OPINION:
To date, Senate ratification hearings on the New START nuclear weapons treaty with Russia have been “love-ins.” A parade of witnesses - mostly Obama administration members, elder statesmen committed to “a world without nuclear weapons,” and veteran arms controllers - have painted the treaty as another modest, responsible reduction in numbers of weapons, a new nonproliferation initiative and an important element for “resetting” our relations with Russia.
This one-sided approach to a key national decision is not serving the country well. Ratification of New START would be a major mistake, immensely damaging to national security. Some of the reasons have been touched upon in testimony but not emphasized or seriously discussed. For example:
The treaty is unbalanced. It reduces U.S. nuclear weapons while allowing Russia unlimited increases in new tactical nuclear weapons, multiple independent re-entry vehicles, nuclear cruise missiles and nuclear bombs.
The treaty reduces U.S. strategic delivery vehicles (SDVs) below the minimum recommended by the Defense Department last year while allowing Russia to increase its SDVs.
The treaty is unverifiable. It does not even include the on-site inspections, telemetry access and missile-production monitoring of START-I, which it replaces.
The treaty gives Russia virtual veto power over future improvements in U.S. missile defense - America’s vital first line of defense in tomorrow’s world.

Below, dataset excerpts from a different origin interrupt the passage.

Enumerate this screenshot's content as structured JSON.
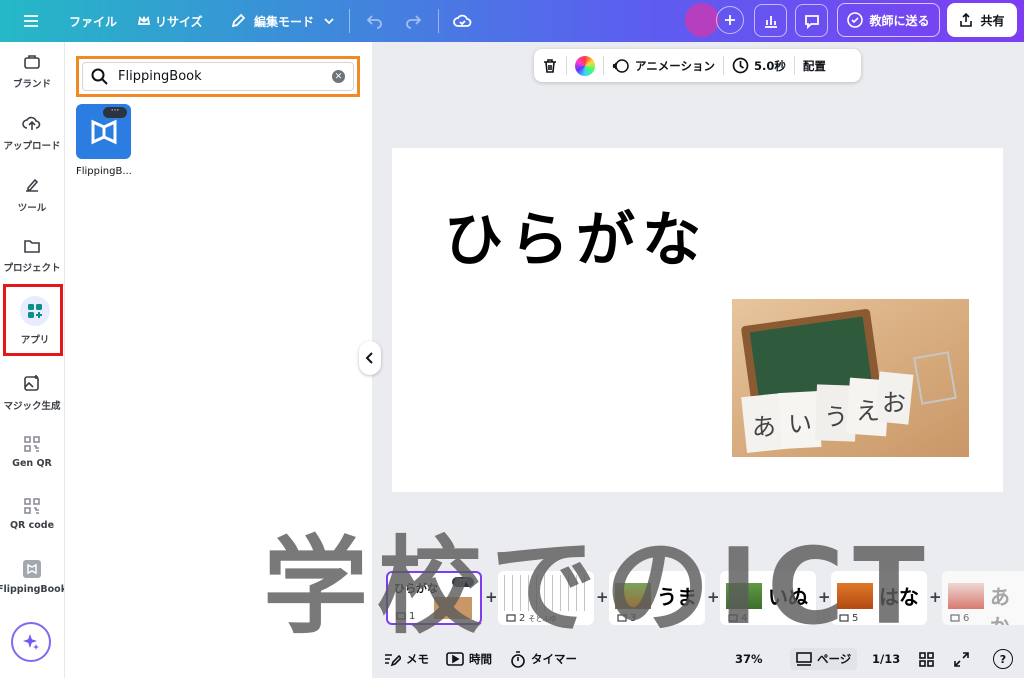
{
  "topbar": {
    "file_label": "ファイル",
    "resize_label": "リサイズ",
    "edit_mode_label": "編集モード",
    "send_to_teacher_label": "教師に送る",
    "share_label": "共有",
    "avatar_color": "#b63fbd"
  },
  "rail": {
    "items": [
      {
        "label": "ブランド",
        "icon": "brand-icon"
      },
      {
        "label": "アップロード",
        "icon": "cloud-upload-icon"
      },
      {
        "label": "ツール",
        "icon": "pen-tool-icon"
      },
      {
        "label": "プロジェクト",
        "icon": "folder-icon"
      },
      {
        "label": "アプリ",
        "icon": "apps-grid-icon"
      },
      {
        "label": "マジック生成",
        "icon": "magic-image-icon"
      },
      {
        "label": "Gen QR",
        "icon": "qr-icon"
      },
      {
        "label": "QR code",
        "icon": "qr-icon"
      },
      {
        "label": "FlippingBook",
        "icon": "flippingbook-icon"
      }
    ]
  },
  "panel": {
    "search_value": "FlippingBook",
    "app_label": "FlippingB...",
    "app_more": "···"
  },
  "float_toolbar": {
    "animation_label": "アニメーション",
    "duration_label": "5.0秒",
    "arrange_label": "配置"
  },
  "slide": {
    "title": "ひらがな",
    "cards": [
      "あ",
      "い",
      "う",
      "え",
      "お"
    ]
  },
  "filmstrip": {
    "thumbs": [
      {
        "num": "1",
        "word": "ひらがな"
      },
      {
        "num": "2",
        "word": "",
        "note": "そとふゆ"
      },
      {
        "num": "3",
        "word": "うま"
      },
      {
        "num": "4",
        "word": "いぬ"
      },
      {
        "num": "5",
        "word": "はな"
      },
      {
        "num": "6",
        "word": "あか"
      }
    ]
  },
  "watermark": "学校でのICT",
  "bottombar": {
    "notes_label": "メモ",
    "time_label": "時間",
    "timer_label": "タイマー",
    "zoom": "37%",
    "pages_label": "ページ",
    "page_indicator": "1/13",
    "help_label": "?"
  },
  "colors": {
    "apps_highlight": "#e31919",
    "search_highlight": "#f08a24",
    "app_tile": "#2b7de1",
    "selected_thumb": "#7d3ef2"
  }
}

The treaty seriously undermines our promising Prompt Global Strike program (with conventional warheads) by requiring that each missile be counted as a nuclear SDV.
Our nuclear weapons modernization program - which is required by law to be considered with treaty ratification - is totally inadequate. It omits modernization of the nuclear weapons themselves; it omits testing of nuclear weapons to prove their viability; it omits construction of a pit (trigger) production facility of adequate capacity to rapidly replace our overaged stockpile; and it omits replacement of SDVs for two legs of our strategic triad.
But beyond these powerful reasons for denying ratification are other - more damaging - aspects of New START.
President Obama has pledged to maintain, for decades, a nuclear weapons stockpile that is “safe, secure and effective.” Let’s focus on “effective.” The principal purpose of our stockpile is to deter adversaries from nuclear threats or use. The most essential element of deterrence is credibility. Our adversaries will not be deterred unless - in their minds - they believe we will use our weapons in retaliation. But the weapons in our stockpile are simply not credible for use against today’s adversaries. These weapons are remnants of the Cold War, designed decades ago for massive retaliation, with huge yields, only moderate accuracy and “dirty” radiation outputs. Adversaries such as Iran and North Korea know we would not use them. To achieve credibility, we need new weapons with low yields, great accuracy, reduced residual radiation, intrinsic security and specialized capabilities such as earth penetration. To gain these capabilities, we will have to design and test new nuclear weapons - activities that Mr. Obama has prohibited. Thus, the effective deterrent he has promised the American people does not exist and cannot be produced.
Now let’s focus on the word President Obama left out of his description of our future nuclear stockpile - reliable. For more than half a century, America has insisted that its nuclear weapons be reliable as well as safe, secure and effective. Reliability has been a hallmark of U.S. nuclear weapons. And the most essential tool for achieving and maintaining this reliability was underground nuclear testing. Today we have far less confidence in the reliability of our nuclear weapons, which are years beyond the end of their design life. We have not conducted a single nuclear test for almost two decades. Radiation has been inducing changes in the 6,000-odd parts of each nuclear weapon. Failed parts have been replaced with untested parts of different design. Anomalies are being discovered that cannot be answered with confidence. And Mr. Obama plans to rely on these same weapons for many decades in the future. It’s not surprising that the word “reliable” was omitted.
In sum, the Senate owes it to America to expand the New START ratification debate so that it fully addresses the true issue at stake - should America rely on strength or weakness as it faces the dangerous and unknown future? Hopefully, these hearings will stimulate the national debate the issue deserves.
Robert R. Monroe, a retired U.S. Navy vice admiral, is a former director of the Defense Nuclear Agency.